I have a large (about 85 GB compressed) gzipped file from s3 that I am trying to process with Spark on AWS EMR (right now with an m4.xlarge master instance and two m4.10xlarge core instances each with a 100 GB EBS volume). I am aware that gzip is a non-splittable file format, and I've seen it suggested that one should repartition the compressed file because Spark initially gives an RDD with one partition. However, after doing
scala> val raw = spark.read.format("com.databricks.spark.csv").
| options(Map("delimiter" -> "\\t", "codec" -> "org.apache.hadoop.io.compress.GzipCodec")).
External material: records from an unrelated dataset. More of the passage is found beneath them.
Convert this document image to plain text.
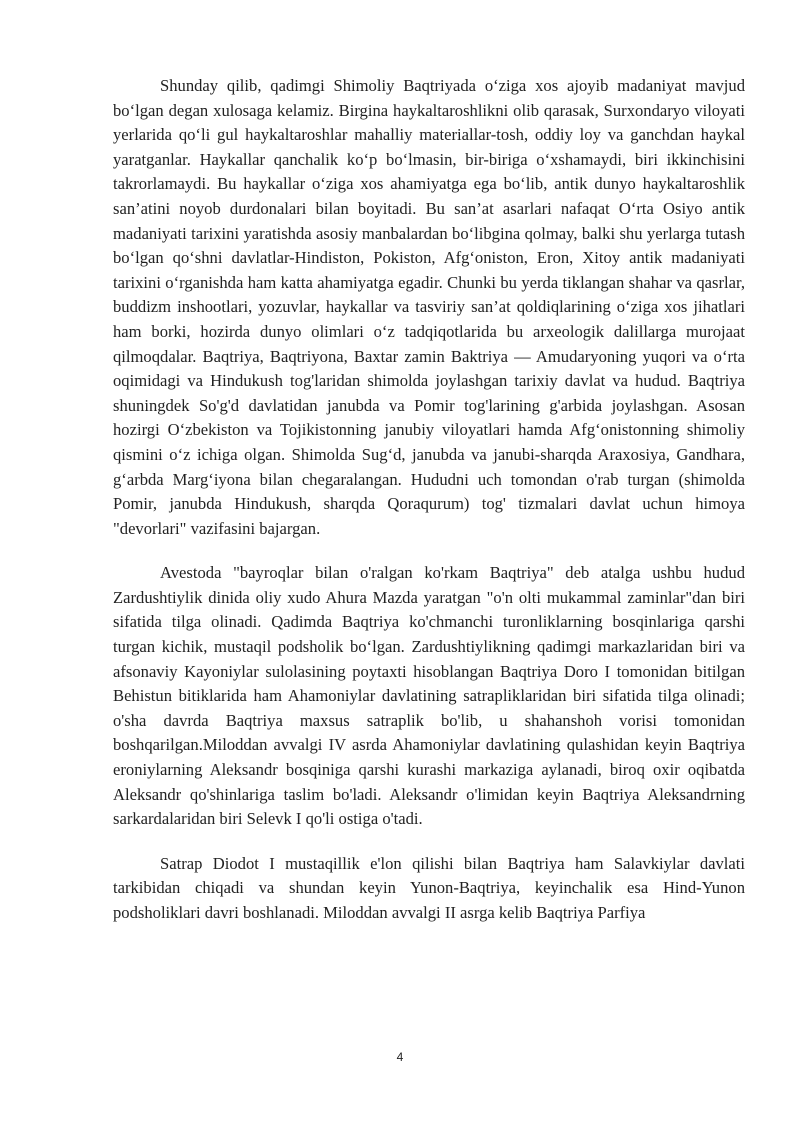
Shunday qilib, qadimgi Shimoliy Baqtriyada o‘ziga xos ajoyib madaniyat mavjud bo‘lgan degan xulosaga kelamiz. Birgina haykaltaroshlikni olib qarasak, Surxondaryo viloyati yerlarida qo‘li gul haykaltaroshlar mahalliy materiallar-tosh, oddiy loy va ganchdan haykal yaratganlar. Haykallar qanchalik ko‘p bo‘lmasin, bir-biriga o‘xshamaydi, biri ikkinchisini takrorlamaydi. Bu haykallar o‘ziga xos ahamiyatga ega bo‘lib, antik dunyo haykaltaroshlik san’atini noyob durdonalari bilan boyitadi. Bu san’at asarlari nafaqat O‘rta Osiyo antik madaniyati tarixini yaratishda asosiy manbalardan bo‘libgina qolmay, balki shu yerlarga tutash bo‘lgan qo‘shni davlatlar-Hindiston, Pokiston, Afg‘oniston, Eron, Xitoy antik madaniyati tarixini o‘rganishda ham katta ahamiyatga egadir. Chunki bu yerda tiklangan shahar va qasrlar, buddizm inshootlari, yozuvlar, haykallar va tasviriy san’at qoldiqlarining o‘ziga xos jihatlari ham borki, hozirda dunyo olimlari o‘z tadqiqotlarida bu arxeologik dalillarga murojaat qilmoqdalar. Baqtriya, Baqtriyona, Baxtar zamin Baktriya — Amudaryoning yuqori va o‘rta oqimidagi va Hindukush tog'laridan shimolda joylashgan tarixiy davlat va hudud. Baqtriya shuningdek So'g'd davlatidan janubda va Pomir tog'larining g'arbida joylashgan. Asosan hozirgi O‘zbekiston va Tojikistonning janubiy viloyatlari hamda Afg‘onistonning shimoliy qismini o‘z ichiga olgan. Shimolda Sug‘d, janubda va janubi-sharqda Araxosiya, Gandhara, g‘arbda Marg‘iyona bilan chegaralangan. Hududni uch tomondan o'rab turgan (shimolda Pomir, janubda Hindukush, sharqda Qoraqurum) tog' tizmalari davlat uchun himoya "devorlari" vazifasini bajargan.

Avestoda "bayroqlar bilan o'ralgan ko'rkam Baqtriya" deb atalga ushbu hudud Zardushtiylik dinida oliy xudo Ahura Mazda yaratgan "o'n olti mukammal zaminlar"dan biri sifatida tilga olinadi. Qadimda Baqtriya ko'chmanchi turonliklarning bosqinlariga qarshi turgan kichik, mustaqil podsholik bo‘lgan. Zardushtiylikning qadimgi markazlaridan biri va afsonaviy Kayoniylar sulolasining poytaxti hisoblangan Baqtriya Doro I tomonidan bitilgan Behistun bitiklarida ham Ahamoniylar davlatining satrapliklaridan biri sifatida tilga olinadi; o'sha davrda Baqtriya maxsus satraplik bo'lib, u shahanshoh vorisi tomonidan boshqarilgan.Miloddan avvalgi IV asrda Ahamoniylar davlatining qulashidan keyin Baqtriya eroniylarning Aleksandr bosqiniga qarshi kurashi markaziga aylanadi, biroq oxir oqibatda Aleksandr qo'shinlariga taslim bo'ladi. Aleksandr o'limidan keyin Baqtriya Aleksandrning sarkardalaridan biri Selevk I qo'li ostiga o'tadi.

Satrap Diodot I mustaqillik e'lon qilishi bilan Baqtriya ham Salavkiylar davlati tarkibidan chiqadi va shundan keyin Yunon-Baqtriya, keyinchalik esa Hind-Yunon podsholiklari davri boshlanadi. Miloddan avvalgi II asrga kelib Baqtriya Parfiya

4
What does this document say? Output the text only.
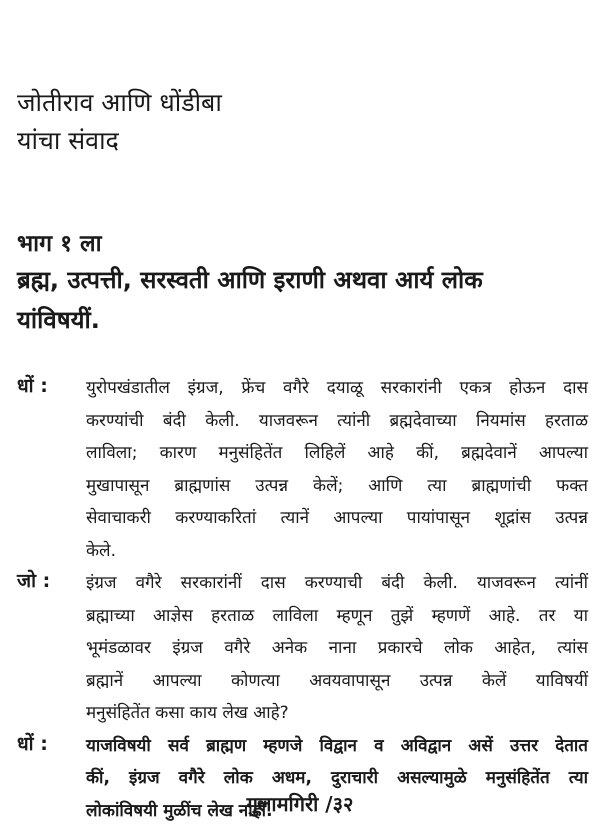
जोतीराव आणि धोंडीबा
यांचा संवाद
भाग १ ला
ब्रह्म, उत्पत्ती, सरस्वती आणि इराणी अथवा आर्य लोक
यांविषयीं.
धों : युरोपखंडातील इंग्रज, फ्रेंच वगैरे दयाळू सरकारांनी एकत्र होऊन दास
करण्यांची बंदी केली. याजवरून त्यांनी ब्रह्मदेवाच्या नियमांस हरताळ
लाविला; कारण मनुसंहितेंत लिहिलें आहे कीं, ब्रह्मदेवानें आपल्या
मुखापासून ब्राह्मणांस उत्पन्न केलें; आणि त्या ब्राह्मणांची फक्त
सेवाचाकरी करण्याकरितां त्यानें आपल्या पायांपासून शूद्रांस उत्पन्न
केले.
जो : इंग्रज वगैरे सरकारांनीं दास करण्याची बंदी केली. याजवरून त्यांनीं
ब्रह्माच्या आज्ञेस हरताळ लाविला म्हणून तुझें म्हणणें आहे. तर या
भूमंडळावर इंग्रज वगैरे अनेक नाना प्रकारचे लोक आहेत, त्यांस
ब्रह्मानें आपल्या कोणत्या अवयवापासून उत्पन्न केलें याविषयीं
मनुसंहितेंत कसा काय लेख आहे?
धों : याजविषयी सर्व ब्राह्मण म्हणजे विद्वान व अविद्वान असें उत्तर देतात
कीं, इंग्रज वगैरे लोक अधम, दुराचारी असल्यामुळे मनुसंहितेंत त्या
लोकांविषयी मुळींच लेख नाहीं.
गुलामगिरी /३२
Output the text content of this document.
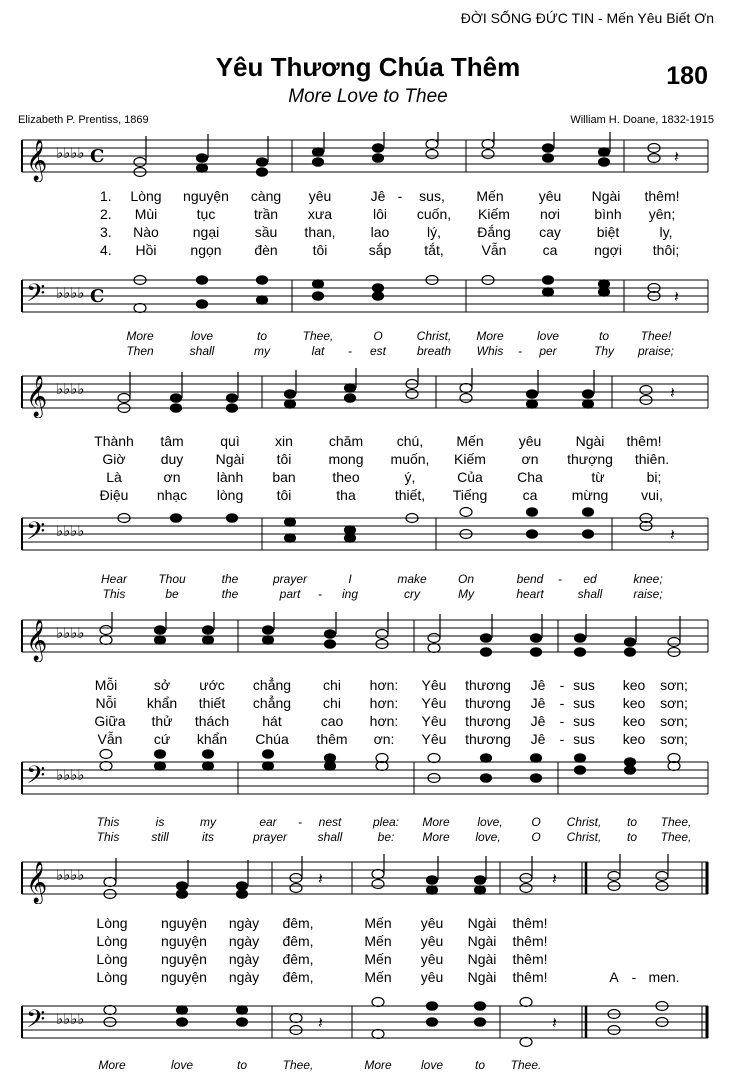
ĐỜI SỐNG ĐỨC TIN - Mến Yêu Biết Ơn
Yêu Thương Chúa Thêm
More Love to Thee
180
Elizabeth P. Prentiss, 1869	William H. Doane, 1832-1915
𝄞 ♭♭♭♭ C	𝄽
1.
2.
3.
4.
Lòng nguyện càng yêu	Jê - sus, Mến	yêu Ngài thêm!
Mùi	tục	trần xưa	lôi cuốn, Kiếm nơi bình yên;
Nào ngại	sầu than,	lao	lý,	Đắng cay	biệt	ly,
Hồi ngọn đèn tôi	sắp tắt,	Vẫn	ca	ngợi thôi;
𝄢 ♭♭♭♭ C	𝄽
More	love	to	Thee,	O	Christ, More	love	to	Thee!
Then	shall	my	lat - est	breath Whis - per	Thy praise;
𝄞 ♭♭♭♭	𝄽
Thành tâm	quì	xin	chăm chú, Mến	yêu Ngài thêm!
Giờ	duy Ngài tôi	mong muốn, Kiếm	ơn thượng thiên.
Là	ơn	lành ban	theo	ý,	Của Cha	từ	bi;
Điệu nhạc lòng tôi	tha	thiết, Tiếng	ca mừng vui,
𝄢 ♭♭♭♭	𝄽
Hear	Thou	the	prayer	I	make	On	bend - ed	knee;
This	be	the	part - ing	cry	My	heart	shall	raise;
𝄞 ♭♭♭♭
Mỗi	sở ước chẳng chi hơn: Yêu thương Jê - sus keo sơn;
Nỗi khẩn thiết chẳng chi hơn: Yêu thương Jê - sus keo sơn;
Giữa thử thách hát	cao hơn: Yêu thương Jê - sus keo sơn;
Vẫn cứ khẩn Chúa thêm ơn: Yêu thương Jê - sus keo sơn;
𝄢 ♭♭♭♭
This	is	my	ear - nest	plea: More love, O Christ, to Thee,
This	still	its	prayer	shall	be: More love,	O Christ, to Thee,
𝄞 ♭♭♭♭	𝄽	𝄽
Lòng nguyện ngày đêm,	Mến yêu Ngài thêm!
Lòng nguyện ngày đêm,	Mến yêu Ngài thêm!
Lòng nguyện ngày đêm,	Mến yêu Ngài thêm!
Lòng nguyện ngày đêm,	Mến yêu Ngài thêm!	A - men.
𝄢 ♭♭♭♭	𝄽	𝄽
More	love	to	Thee,	More love	to Thee.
| load("s3://path/to/file.gz").
| repartition(sc.defaultParallelism * 3)
raw: org.apache.spark.sql.Dataset[org.apache.spark.sql.Row] = [_c0: string, _c1: string ... 48 more fields
scala> raw.count()
and taking a look at the Spark application UI, I still see only one active executor (the other 14 are dead) with one task, and the job never finishes (or at least I've not waited long enough for it to).
- What is going on here? Can someone help me understand how Spark is working in this example?
- Should I be using a different cluster configuration?
- Unfortunately, I have no control over the mode of compression, but is there an alternative way of dealing with such a file?